Libraries like Jackson can create objects from JSON if we provide enough information about generics.
In Jackson, we can do
Class<?>[] parameterTypes;
JavaType type = objectMapper.getTypeFactory().constructParametricType(ObjectClass, parameterTypes);
objectMapper.readValue(json, type);
In java, a Generic class can be defined in many ways, like one generic class having another generic class and that can have another generic class, for simple illustration consider these three classes.
public class MultiLevelGenericTestData<T, V> {
private GenericTestData<T> tGenericTestData;
private GenericTestData<V> vGenericTestData;
}
public class MultiGenericTestData<K, V> {
private K key;
private V value;
}
public class MultiGenericTestDataSameType<T> {
private GenericTestData<T> genericTestData;
private MultiGenericTestData<T, T> multiGenericTestData;
}
I know about type erasure and other things but is there a way to identify the type T, V
from the object of MultiLevelGenericTestData
?
One way I thought of check generic types and look at their name and inspect all the fields until you have found all the types.
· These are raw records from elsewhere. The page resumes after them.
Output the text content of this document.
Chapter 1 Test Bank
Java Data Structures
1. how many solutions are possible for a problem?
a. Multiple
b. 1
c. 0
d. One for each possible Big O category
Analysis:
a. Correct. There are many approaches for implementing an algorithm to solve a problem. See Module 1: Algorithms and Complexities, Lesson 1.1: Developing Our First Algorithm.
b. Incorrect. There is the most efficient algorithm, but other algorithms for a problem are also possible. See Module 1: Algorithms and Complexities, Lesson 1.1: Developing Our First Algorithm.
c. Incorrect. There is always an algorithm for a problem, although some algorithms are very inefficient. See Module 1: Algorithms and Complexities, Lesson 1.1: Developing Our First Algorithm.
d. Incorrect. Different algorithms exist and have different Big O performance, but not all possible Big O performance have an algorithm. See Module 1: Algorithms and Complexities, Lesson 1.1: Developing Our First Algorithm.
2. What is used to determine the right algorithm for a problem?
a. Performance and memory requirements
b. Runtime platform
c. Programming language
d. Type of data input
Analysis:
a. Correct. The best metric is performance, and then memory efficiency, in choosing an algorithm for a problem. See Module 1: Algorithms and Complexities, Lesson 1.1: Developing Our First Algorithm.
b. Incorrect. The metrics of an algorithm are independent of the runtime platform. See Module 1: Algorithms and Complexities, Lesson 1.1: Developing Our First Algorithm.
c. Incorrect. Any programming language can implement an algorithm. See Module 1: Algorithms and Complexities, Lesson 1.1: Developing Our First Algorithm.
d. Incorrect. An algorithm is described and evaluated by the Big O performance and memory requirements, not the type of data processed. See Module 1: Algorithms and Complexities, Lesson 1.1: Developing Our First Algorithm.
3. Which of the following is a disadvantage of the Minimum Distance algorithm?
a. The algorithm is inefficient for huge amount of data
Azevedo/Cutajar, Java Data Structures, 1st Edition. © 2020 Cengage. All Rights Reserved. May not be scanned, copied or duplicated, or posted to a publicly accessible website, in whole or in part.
This quickly becomes tricky as soon as we hit the case where there's more than one field with the same generic type, for example in MultiGenericTestDataSameType
, we should get only one generic type.
// This method should find all type's class names in the list
// that can be used to construct the object without any issue.
void genericFieldClassNames(List<String> types, List<String> classes, Object payload)
throws IllegalAccessException {
for (Field field : payload.getClass().getDeclaredFields()) {
// ignorefield without annotation
if (!field.isAnnotationPresent(GenericField.class)) {
continue;
}
Type genericType = field.getGenericType();
// not a generic field
if (genericType.equals(field.getType())) {
continue;
}
// null value nothing can be done
Object fieldVal = FieldUtils.readField(field, payload, true);
if (fieldVal == null) {
continue;
}
String genericFieldType = genericType.getTypeName();
Class<?> fieldClass = fieldVal.getClass();
// problematic cases when we start traversing up
if (genericFieldType.endsWith(">")) {
genericFieldClassNames(types, classes, fieldVal);
} else {
// here a check can be added to avoid duplicate type name but as soon as
// we add type genericFieldType check it will fail when we have used similar
// types in construction like MultiGenericTestData<String, String>
types.add(genericFieldType);
classes.add(fieldClass.getName());
}
}
}
The number of type parameters can be found via the method getTypeParameters
, how can we combine this to get exact type information.
Example
MultiLevelGenericTestData<String, String> data;
In this case, we should get [String, String]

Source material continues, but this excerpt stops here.